Personal information
- Full name: Maksim Olegovich Yedapin
- Date of birth: 3 April 2000 (age 26)
- Place of birth: Barnaul, Russia
- Height: 2.03 m (6 ft 8 in)
- Position: Goalkeeper

Team information
- Current team: Dynamo Barnaul
- Number: 95

Youth career
- 0000–2012: Polimer Barnaul
- 2012: Altay Barnaul
- 2012–2015: CSKA Moscow

Senior career*
- Years: Team / Apps / (Gls)
- 2015–2019: CSKA Moscow / 0 / (0)
- 2019: → Yenisey Krasnoyarsk (loan) / 1 / (0)
- 2020–2021: Tyumen / 15 / (0)
- 2021–2022: Tekstilshchik Ivanovo / 3 / (0)
- 2022–2023: Tyumen / 9 / (0)
- 2023: Chelyabinsk / 1 / (0)
- 2024: Astrakhan / 9 / (0)
- 2025: Dynamo Barnaul / 9 / (0)
- 2025–2026: Tyumen / 0 / (0)
- 2026: Temp Barnaul
- 2026–: Dynamo Barnaul / 0 / (0)

International career
- 2016: Russia U17 / 1 / (0)

= Maksim Yedapin =

Russian footballer

Maksim Olegovich Yedapin (Максим Олегович Едапин; born 3 April 2000) is a Russian football player who plays for Dynamo Barnaul.

==Club career==
On 19 February 2019, he joined Yenisey Krasnoyarsk on loan.

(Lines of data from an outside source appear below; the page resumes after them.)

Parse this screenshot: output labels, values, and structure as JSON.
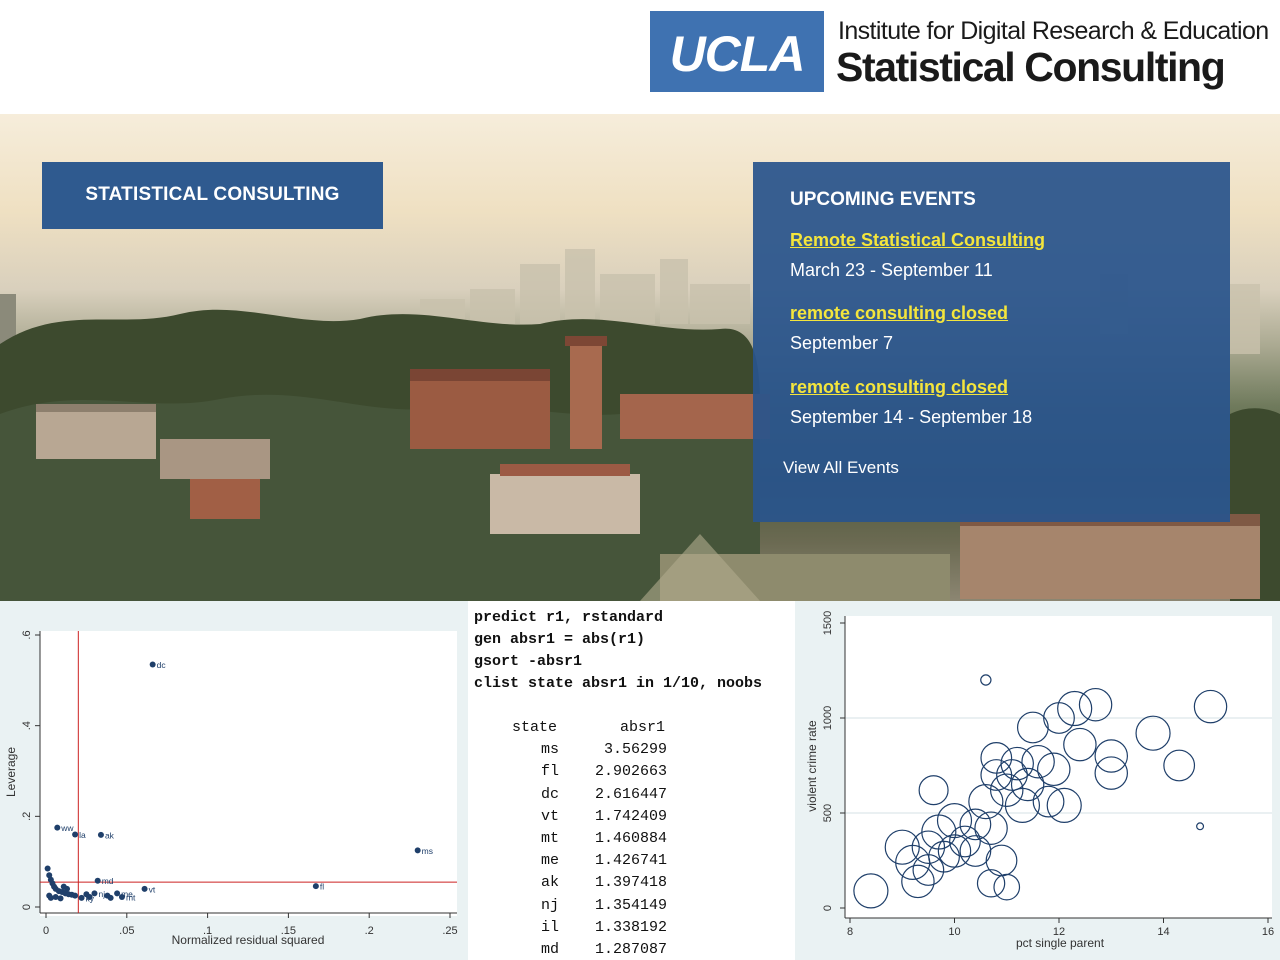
{
  "header": {
    "logo_text": "UCLA",
    "institute": "Institute for Digital Research & Education",
    "title": "Statistical Consulting",
    "brand_color": "#3f72b1"
  },
  "hero": {
    "consulting_button": "STATISTICAL CONSULTING",
    "events": {
      "title": "UPCOMING EVENTS",
      "items": [
        {
          "link": "Remote Statistical Consulting",
          "date": "March 23 - September 11"
        },
        {
          "link": "remote consulting closed",
          "date": "September 7"
        },
        {
          "link": "remote consulting closed",
          "date": "September 14 - September 18"
        }
      ],
      "view_all": "View All Events",
      "link_color": "#f4e53c"
    }
  },
  "code": {
    "commands": [
      "predict r1, rstandard",
      "gen absr1 = abs(r1)",
      "gsort -absr1",
      "clist state absr1 in 1/10, noobs"
    ],
    "table_headers": [
      "state",
      "absr1"
    ],
    "rows": [
      [
        "ms",
        "3.56299"
      ],
      [
        "fl",
        "2.902663"
      ],
      [
        "dc",
        "2.616447"
      ],
      [
        "vt",
        "1.742409"
      ],
      [
        "mt",
        "1.460884"
      ],
      [
        "me",
        "1.426741"
      ],
      [
        "ak",
        "1.397418"
      ],
      [
        "nj",
        "1.354149"
      ],
      [
        "il",
        "1.338192"
      ],
      [
        "md",
        "1.287087"
      ]
    ]
  },
  "chart_data": [
    {
      "type": "scatter",
      "xlabel": "Normalized residual squared",
      "ylabel": "Leverage",
      "xlim": [
        0,
        0.25
      ],
      "ylim": [
        0,
        0.6
      ],
      "xticks": [
        "0",
        ".05",
        ".1",
        ".15",
        ".2",
        ".25"
      ],
      "yticks": [
        "0",
        ".2",
        ".4",
        ".6"
      ],
      "reference_lines": {
        "x": 0.02,
        "y": 0.055,
        "color": "#cc2222"
      },
      "points": [
        {
          "label": "dc",
          "x": 0.066,
          "y": 0.535
        },
        {
          "label": "ms",
          "x": 0.23,
          "y": 0.125
        },
        {
          "label": "fl",
          "x": 0.167,
          "y": 0.046
        },
        {
          "label": "ww",
          "x": 0.007,
          "y": 0.175
        },
        {
          "label": "la",
          "x": 0.018,
          "y": 0.16
        },
        {
          "label": "ak",
          "x": 0.034,
          "y": 0.159
        },
        {
          "label": "vt",
          "x": 0.061,
          "y": 0.04
        },
        {
          "label": "md",
          "x": 0.032,
          "y": 0.058
        },
        {
          "label": "me",
          "x": 0.044,
          "y": 0.03
        },
        {
          "label": "mt",
          "x": 0.047,
          "y": 0.022
        },
        {
          "label": "nj",
          "x": 0.03,
          "y": 0.03
        },
        {
          "label": "ky",
          "x": 0.022,
          "y": 0.02
        },
        {
          "label": "",
          "x": 0.001,
          "y": 0.085
        },
        {
          "label": "",
          "x": 0.002,
          "y": 0.07
        },
        {
          "label": "",
          "x": 0.003,
          "y": 0.06
        },
        {
          "label": "",
          "x": 0.004,
          "y": 0.052
        },
        {
          "label": "",
          "x": 0.005,
          "y": 0.045
        },
        {
          "label": "",
          "x": 0.006,
          "y": 0.04
        },
        {
          "label": "",
          "x": 0.008,
          "y": 0.035
        },
        {
          "label": "",
          "x": 0.01,
          "y": 0.033
        },
        {
          "label": "",
          "x": 0.012,
          "y": 0.03
        },
        {
          "label": "",
          "x": 0.014,
          "y": 0.028
        },
        {
          "label": "",
          "x": 0.016,
          "y": 0.027
        },
        {
          "label": "",
          "x": 0.018,
          "y": 0.025
        },
        {
          "label": "",
          "x": 0.002,
          "y": 0.025
        },
        {
          "label": "",
          "x": 0.003,
          "y": 0.02
        },
        {
          "label": "",
          "x": 0.006,
          "y": 0.022
        },
        {
          "label": "",
          "x": 0.009,
          "y": 0.019
        },
        {
          "label": "",
          "x": 0.011,
          "y": 0.045
        },
        {
          "label": "",
          "x": 0.013,
          "y": 0.04
        },
        {
          "label": "",
          "x": 0.025,
          "y": 0.028
        },
        {
          "label": "",
          "x": 0.027,
          "y": 0.022
        },
        {
          "label": "",
          "x": 0.038,
          "y": 0.025
        },
        {
          "label": "",
          "x": 0.04,
          "y": 0.02
        }
      ]
    },
    {
      "type": "scatter",
      "xlabel": "pct single parent",
      "ylabel": "violent crime rate",
      "xlim": [
        8,
        16
      ],
      "ylim": [
        0,
        1500
      ],
      "xticks": [
        "8",
        "10",
        "12",
        "14",
        "16"
      ],
      "yticks": [
        "0",
        "500",
        "1000",
        "1500"
      ],
      "grid": true,
      "points": [
        {
          "x": 8.4,
          "y": 90,
          "w": 1.0
        },
        {
          "x": 9.0,
          "y": 320,
          "w": 1.0
        },
        {
          "x": 9.2,
          "y": 240,
          "w": 1.0
        },
        {
          "x": 9.3,
          "y": 140,
          "w": 0.95
        },
        {
          "x": 9.5,
          "y": 320,
          "w": 0.95
        },
        {
          "x": 9.5,
          "y": 200,
          "w": 0.9
        },
        {
          "x": 9.6,
          "y": 620,
          "w": 0.85
        },
        {
          "x": 9.7,
          "y": 400,
          "w": 1.0
        },
        {
          "x": 9.8,
          "y": 270,
          "w": 0.9
        },
        {
          "x": 10.0,
          "y": 460,
          "w": 1.0
        },
        {
          "x": 10.0,
          "y": 300,
          "w": 0.95
        },
        {
          "x": 10.2,
          "y": 350,
          "w": 0.9
        },
        {
          "x": 10.4,
          "y": 300,
          "w": 0.9
        },
        {
          "x": 10.4,
          "y": 440,
          "w": 0.9
        },
        {
          "x": 10.6,
          "y": 1200,
          "w": 0.3
        },
        {
          "x": 10.6,
          "y": 560,
          "w": 1.0
        },
        {
          "x": 10.7,
          "y": 420,
          "w": 0.95
        },
        {
          "x": 10.8,
          "y": 790,
          "w": 0.9
        },
        {
          "x": 10.8,
          "y": 700,
          "w": 0.9
        },
        {
          "x": 10.9,
          "y": 250,
          "w": 0.9
        },
        {
          "x": 10.7,
          "y": 130,
          "w": 0.8
        },
        {
          "x": 11.0,
          "y": 620,
          "w": 0.95
        },
        {
          "x": 11.0,
          "y": 110,
          "w": 0.75
        },
        {
          "x": 11.1,
          "y": 700,
          "w": 0.9
        },
        {
          "x": 11.2,
          "y": 760,
          "w": 0.95
        },
        {
          "x": 11.3,
          "y": 540,
          "w": 1.0
        },
        {
          "x": 11.4,
          "y": 650,
          "w": 0.95
        },
        {
          "x": 11.5,
          "y": 950,
          "w": 0.9
        },
        {
          "x": 11.6,
          "y": 770,
          "w": 0.95
        },
        {
          "x": 11.8,
          "y": 560,
          "w": 0.9
        },
        {
          "x": 11.9,
          "y": 730,
          "w": 0.95
        },
        {
          "x": 12.0,
          "y": 1000,
          "w": 0.9
        },
        {
          "x": 12.1,
          "y": 540,
          "w": 1.0
        },
        {
          "x": 12.3,
          "y": 1050,
          "w": 1.0
        },
        {
          "x": 12.4,
          "y": 860,
          "w": 0.95
        },
        {
          "x": 12.7,
          "y": 1070,
          "w": 0.95
        },
        {
          "x": 13.0,
          "y": 800,
          "w": 0.95
        },
        {
          "x": 13.0,
          "y": 710,
          "w": 0.95
        },
        {
          "x": 13.8,
          "y": 920,
          "w": 1.0
        },
        {
          "x": 14.3,
          "y": 750,
          "w": 0.9
        },
        {
          "x": 14.7,
          "y": 430,
          "w": 0.2
        },
        {
          "x": 14.9,
          "y": 1060,
          "w": 0.95
        }
      ]
    }
  ]
}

He made his debut in the Russian Premier League for Yenisey Krasnoyarsk on 26 May 2019 in a game against Zenit St. Petersburg, as a 76th-minute substitute for David Yurchenko.

On 17 December 2019 he left CSKA upon the expiration of his contract.